Broyden mixing: C. G. Broyden, A class of methods for solving nonlinear simultaneous equations, Math. Comp. 19, 577 (1965). The general quasi-Newton framework. The adaptation to DFT is described in: D. D. Johnson, Modified Broyden’s method for accelerating convergence in self-consistent calculations, Phys. Rev. B 38, 12807 (1988).
Vanderbilt–Louie scheme: D. Vanderbilt and S. G. Louie, Total energies of diamond (111) surface reconstructions by a linear combination of bulk bands, Phys. Rev. B 30, 6118 (1984). Early application of Broyden-type mixing to plane-wave DFT.
VASP implementation details: G. Kresse and J. Furthmüller, Efficient iterative schemes for ab initio total-energy calculations using a plane-wave basis set, Phys. Rev. B 54, 11169 (1996). Sections III–IV describe the mixing and diagonalisation machinery used in VASP.
General review of SCF convergence: The treatment in R. M. Martin, Electronic Structure: Basic Theory and Practical Methods (Cambridge, 2004), Chapter 9, gives an accessible overview. A more mathematical treatment is in E. Cancès, SCF algorithms for Hartree–Fock electronic calculations, Lecture Notes in Chemistry 74, 17 (2000).

Outlook

The mixing schemes developed in this chapter solve the outer SCF convergence problem: given a sequence of input–output density pairs, they find the self-consistent fixed point efficiently even for metallic systems with charge-sloshing instabilities. But the SCF loop contains two other pieces of numerical machinery that have been treated as black boxes so far: the eigenvalue solver that produces the KS orbitals and eigenvalues at each iteration, and the occupation scheme that assigns electrons to states near the Fermi level. Both can fail independently of the mixing, and both introduce their own convergence parameters.

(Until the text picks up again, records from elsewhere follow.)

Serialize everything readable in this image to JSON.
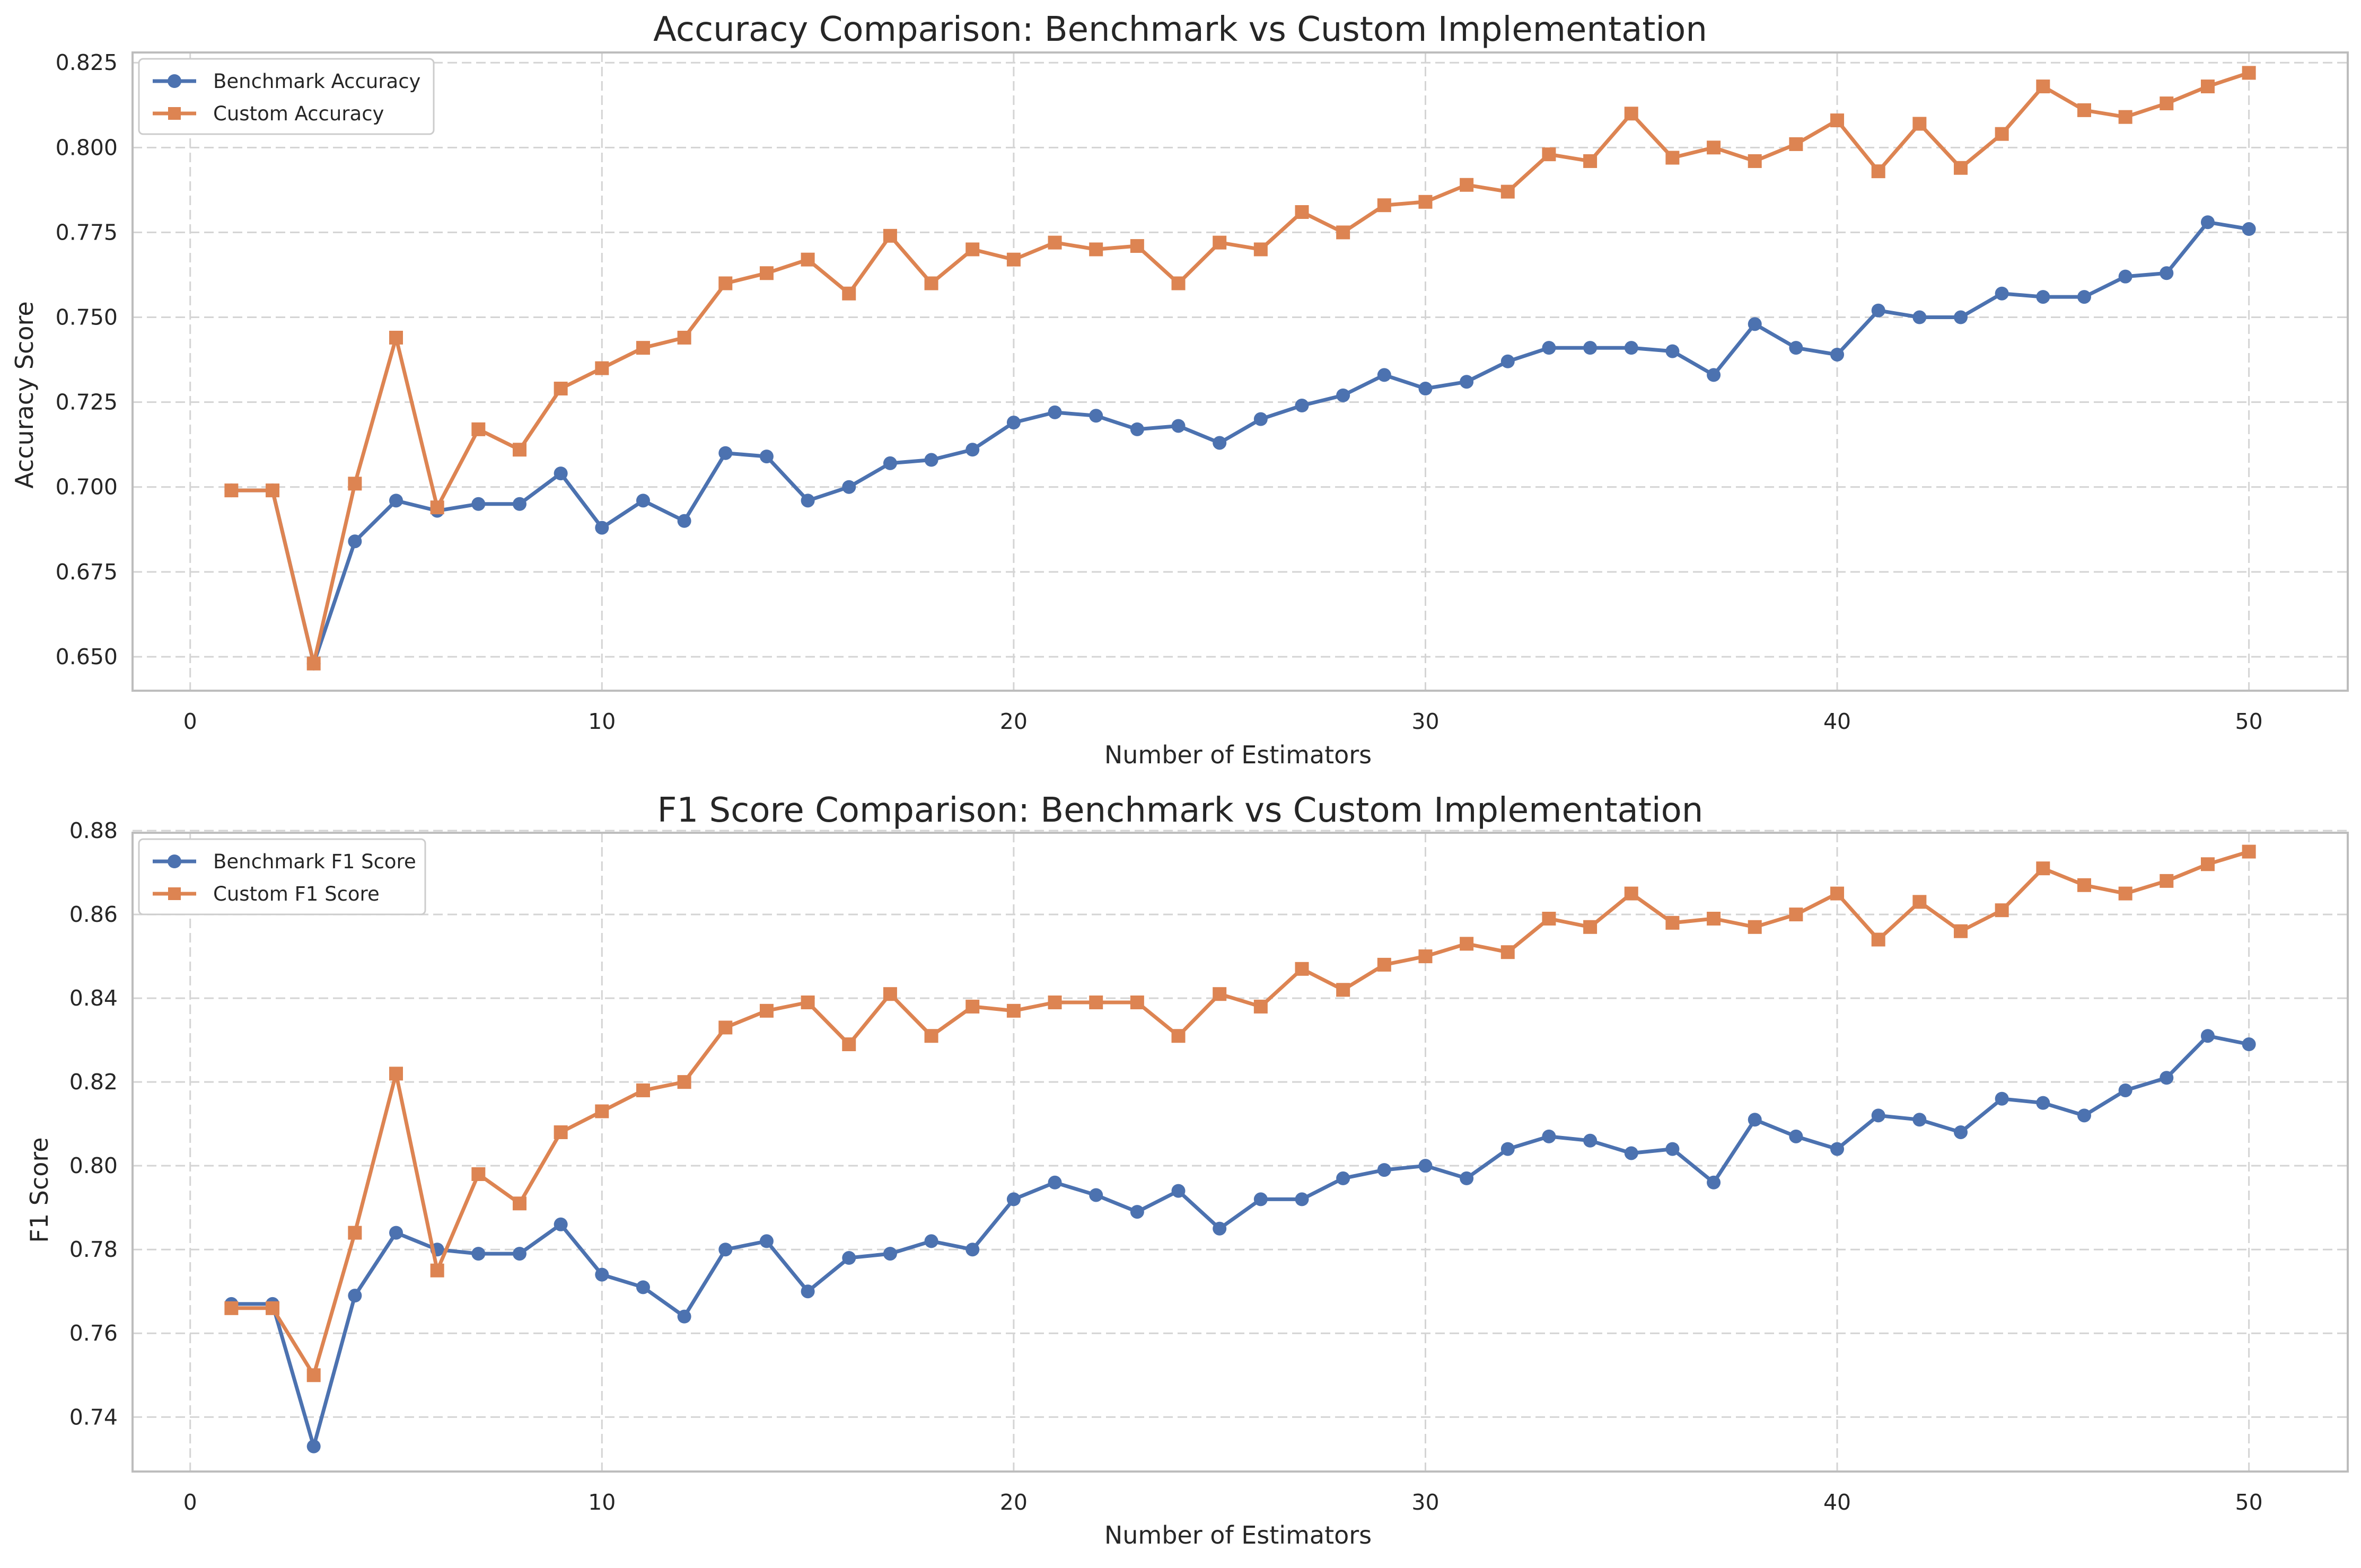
{
  "colors": {
    "benchmark": "#4c72b0",
    "custom": "#dd8452",
    "grid": "#d4d4d4",
    "spine": "#bdbdbd"
  },
  "chart_data": [
    {
      "type": "line",
      "title": "Accuracy Comparison: Benchmark vs Custom Implementation",
      "xlabel": "Number of Estimators",
      "ylabel": "Accuracy Score",
      "xlim": [
        -1.4,
        52.4
      ],
      "ylim": [
        0.64,
        0.828
      ],
      "xticks": [
        0,
        10,
        20,
        30,
        40,
        50
      ],
      "yticks": [
        0.65,
        0.675,
        0.7,
        0.725,
        0.75,
        0.775,
        0.8,
        0.825
      ],
      "ytick_labels": [
        "0.650",
        "0.675",
        "0.700",
        "0.725",
        "0.750",
        "0.775",
        "0.800",
        "0.825"
      ],
      "grid": true,
      "legend_position": "upper-left",
      "x": [
        1,
        2,
        3,
        4,
        5,
        6,
        7,
        8,
        9,
        10,
        11,
        12,
        13,
        14,
        15,
        16,
        17,
        18,
        19,
        20,
        21,
        22,
        23,
        24,
        25,
        26,
        27,
        28,
        29,
        30,
        31,
        32,
        33,
        34,
        35,
        36,
        37,
        38,
        39,
        40,
        41,
        42,
        43,
        44,
        45,
        46,
        47,
        48,
        49,
        50
      ],
      "series": [
        {
          "name": "Benchmark Accuracy",
          "color": "#4c72b0",
          "marker": "circle",
          "values": [
            0.699,
            0.699,
            0.648,
            0.684,
            0.696,
            0.693,
            0.695,
            0.695,
            0.704,
            0.688,
            0.696,
            0.69,
            0.71,
            0.709,
            0.696,
            0.7,
            0.707,
            0.708,
            0.711,
            0.719,
            0.722,
            0.721,
            0.717,
            0.718,
            0.713,
            0.72,
            0.724,
            0.727,
            0.733,
            0.729,
            0.731,
            0.737,
            0.741,
            0.741,
            0.741,
            0.74,
            0.733,
            0.748,
            0.741,
            0.739,
            0.752,
            0.75,
            0.75,
            0.757,
            0.756,
            0.756,
            0.762,
            0.763,
            0.778,
            0.776
          ]
        },
        {
          "name": "Custom Accuracy",
          "color": "#dd8452",
          "marker": "square",
          "values": [
            0.699,
            0.699,
            0.648,
            0.701,
            0.744,
            0.694,
            0.717,
            0.711,
            0.729,
            0.735,
            0.741,
            0.744,
            0.76,
            0.763,
            0.767,
            0.757,
            0.774,
            0.76,
            0.77,
            0.767,
            0.772,
            0.77,
            0.771,
            0.76,
            0.772,
            0.77,
            0.781,
            0.775,
            0.783,
            0.784,
            0.789,
            0.787,
            0.798,
            0.796,
            0.81,
            0.797,
            0.8,
            0.796,
            0.801,
            0.808,
            0.793,
            0.807,
            0.794,
            0.804,
            0.818,
            0.811,
            0.809,
            0.813,
            0.818,
            0.822
          ]
        }
      ]
    },
    {
      "type": "line",
      "title": "F1 Score Comparison: Benchmark vs Custom Implementation",
      "xlabel": "Number of Estimators",
      "ylabel": "F1 Score",
      "xlim": [
        -1.4,
        52.4
      ],
      "ylim": [
        0.727,
        0.8795
      ],
      "xticks": [
        0,
        10,
        20,
        30,
        40,
        50
      ],
      "yticks": [
        0.74,
        0.76,
        0.78,
        0.8,
        0.82,
        0.84,
        0.86,
        0.88
      ],
      "ytick_labels": [
        "0.74",
        "0.76",
        "0.78",
        "0.80",
        "0.82",
        "0.84",
        "0.86",
        "0.88"
      ],
      "grid": true,
      "legend_position": "upper-left",
      "x": [
        1,
        2,
        3,
        4,
        5,
        6,
        7,
        8,
        9,
        10,
        11,
        12,
        13,
        14,
        15,
        16,
        17,
        18,
        19,
        20,
        21,
        22,
        23,
        24,
        25,
        26,
        27,
        28,
        29,
        30,
        31,
        32,
        33,
        34,
        35,
        36,
        37,
        38,
        39,
        40,
        41,
        42,
        43,
        44,
        45,
        46,
        47,
        48,
        49,
        50
      ],
      "series": [
        {
          "name": "Benchmark F1 Score",
          "color": "#4c72b0",
          "marker": "circle",
          "values": [
            0.767,
            0.767,
            0.733,
            0.769,
            0.784,
            0.78,
            0.779,
            0.779,
            0.786,
            0.774,
            0.771,
            0.764,
            0.78,
            0.782,
            0.77,
            0.778,
            0.779,
            0.782,
            0.78,
            0.792,
            0.796,
            0.793,
            0.789,
            0.794,
            0.785,
            0.792,
            0.792,
            0.797,
            0.799,
            0.8,
            0.797,
            0.804,
            0.807,
            0.806,
            0.803,
            0.804,
            0.796,
            0.811,
            0.807,
            0.804,
            0.812,
            0.811,
            0.808,
            0.816,
            0.815,
            0.812,
            0.818,
            0.821,
            0.831,
            0.829
          ]
        },
        {
          "name": "Custom F1 Score",
          "color": "#dd8452",
          "marker": "square",
          "values": [
            0.766,
            0.766,
            0.75,
            0.784,
            0.822,
            0.775,
            0.798,
            0.791,
            0.808,
            0.813,
            0.818,
            0.82,
            0.833,
            0.837,
            0.839,
            0.829,
            0.841,
            0.831,
            0.838,
            0.837,
            0.839,
            0.839,
            0.839,
            0.831,
            0.841,
            0.838,
            0.847,
            0.842,
            0.848,
            0.85,
            0.853,
            0.851,
            0.859,
            0.857,
            0.865,
            0.858,
            0.859,
            0.857,
            0.86,
            0.865,
            0.854,
            0.863,
            0.856,
            0.861,
            0.871,
            0.867,
            0.865,
            0.868,
            0.872,
            0.875
          ]
        }
      ]
    }
  ]
}
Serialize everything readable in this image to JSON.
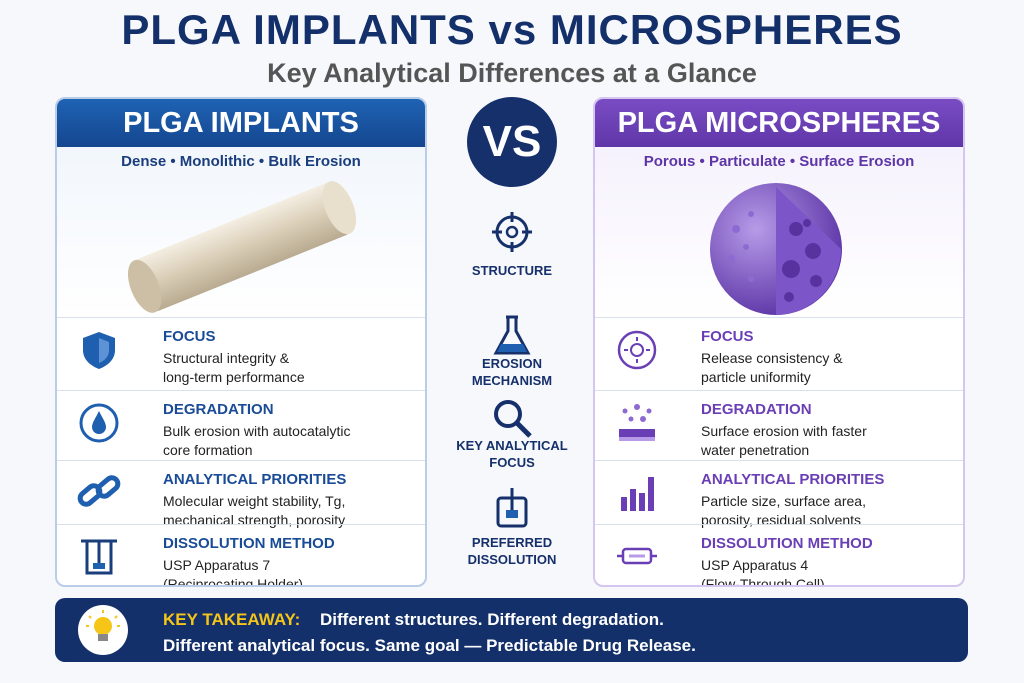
{
  "header": {
    "title": "PLGA IMPLANTS vs MICROSPHERES",
    "subtitle": "Key Analytical Differences at a Glance"
  },
  "left": {
    "title": "PLGA IMPLANTS",
    "tagline": "Dense • Monolithic • Bulk Erosion",
    "rows": [
      {
        "heading": "FOCUS",
        "lines": [
          "Structural integrity &",
          "long-term performance"
        ]
      },
      {
        "heading": "DEGRADATION",
        "lines": [
          "Bulk erosion with autocatalytic",
          "core formation"
        ]
      },
      {
        "heading": "ANALYTICAL PRIORITIES",
        "lines": [
          "Molecular weight stability, Tg,",
          "mechanical strength, porosity"
        ]
      },
      {
        "heading": "DISSOLUTION METHOD",
        "lines": [
          "USP Apparatus 7",
          "(Reciprocating Holder)"
        ]
      }
    ]
  },
  "center": {
    "vs": "VS",
    "labels": [
      [
        "STRUCTURE"
      ],
      [
        "EROSION",
        "MECHANISM"
      ],
      [
        "KEY ANALYTICAL",
        "FOCUS"
      ],
      [
        "PREFERRED",
        "DISSOLUTION"
      ]
    ]
  },
  "right": {
    "title": "PLGA MICROSPHERES",
    "tagline": "Porous • Particulate • Surface Erosion",
    "rows": [
      {
        "heading": "FOCUS",
        "lines": [
          "Release consistency &",
          "particle uniformity"
        ]
      },
      {
        "heading": "DEGRADATION",
        "lines": [
          "Surface erosion with faster",
          "water penetration"
        ]
      },
      {
        "heading": "ANALYTICAL PRIORITIES",
        "lines": [
          "Particle size, surface area,",
          "porosity, residual solvents"
        ]
      },
      {
        "heading": "DISSOLUTION METHOD",
        "lines": [
          "USP Apparatus 4",
          "(Flow-Through Cell)"
        ]
      }
    ]
  },
  "footer": {
    "label": "KEY TAKEAWAY:",
    "lines": [
      "Different structures. Different degradation.",
      "Different analytical focus. Same goal — Predictable Drug Release."
    ]
  }
}
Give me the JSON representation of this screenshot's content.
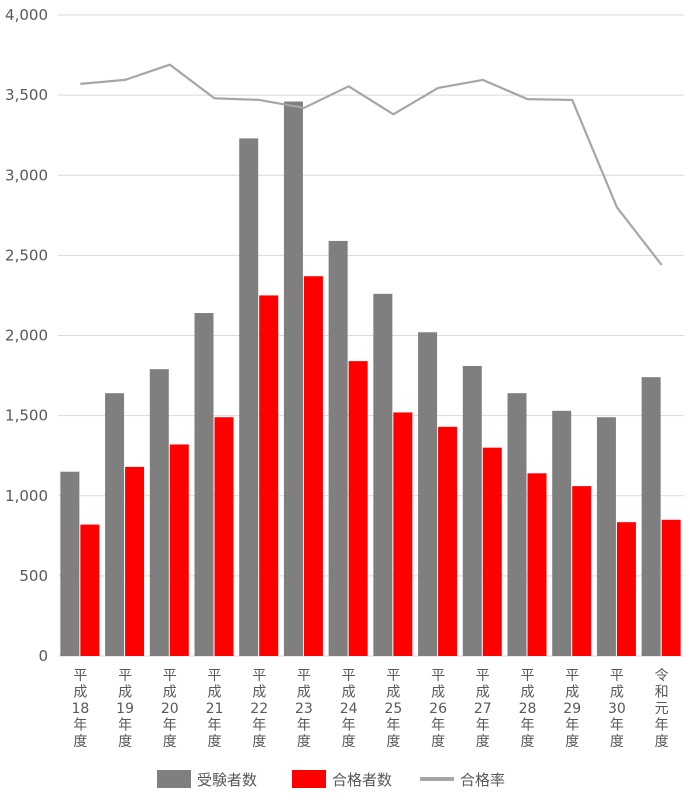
{
  "chart_data": {
    "type": "bar",
    "categories": [
      "平成18年度",
      "平成19年度",
      "平成20年度",
      "平成21年度",
      "平成22年度",
      "平成23年度",
      "平成24年度",
      "平成25年度",
      "平成26年度",
      "平成27年度",
      "平成28年度",
      "平成29年度",
      "平成30年度",
      "令和元年度"
    ],
    "series": [
      {
        "name": "受験者数",
        "kind": "bar",
        "color": "#7f7f7f",
        "values": [
          1150,
          1640,
          1790,
          2140,
          3230,
          3460,
          2590,
          2260,
          2020,
          1810,
          1640,
          1530,
          1490,
          1740
        ]
      },
      {
        "name": "合格者数",
        "kind": "bar",
        "color": "#ff0000",
        "values": [
          820,
          1180,
          1320,
          1490,
          2250,
          2370,
          1840,
          1520,
          1430,
          1300,
          1140,
          1060,
          835,
          850
        ]
      },
      {
        "name": "合格率",
        "kind": "line",
        "color": "#a6a6a6",
        "values": [
          3570,
          3595,
          3690,
          3480,
          3470,
          3420,
          3555,
          3380,
          3545,
          3595,
          3475,
          3470,
          2800,
          2440
        ]
      }
    ],
    "title": "",
    "xlabel": "",
    "ylabel": "",
    "ylim": [
      0,
      4000
    ],
    "yticks": [
      0,
      500,
      1000,
      1500,
      2000,
      2500,
      3000,
      3500,
      4000
    ],
    "ytick_labels": [
      "0",
      "500",
      "1,000",
      "1,500",
      "2,000",
      "2,500",
      "3,000",
      "3,500",
      "4,000"
    ],
    "grid": true,
    "legend_position": "bottom"
  },
  "colors": {
    "grid": "#d9d9d9",
    "axis_text": "#595959"
  }
}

The next chapter develops these two topics. Section 9.1 treats smearing and partial occupancies — the regularisation of Brillouin zone integrals over the discontinuous Fermi surface. Section 9.2 derives the iterative diagonalisation methods (Davidson and RMM-DIIS) that make the KS eigenvalue problem tractable for large systems. Section 9.3 ties everything together with convergence diagnostics and a worked example on bcc Fe.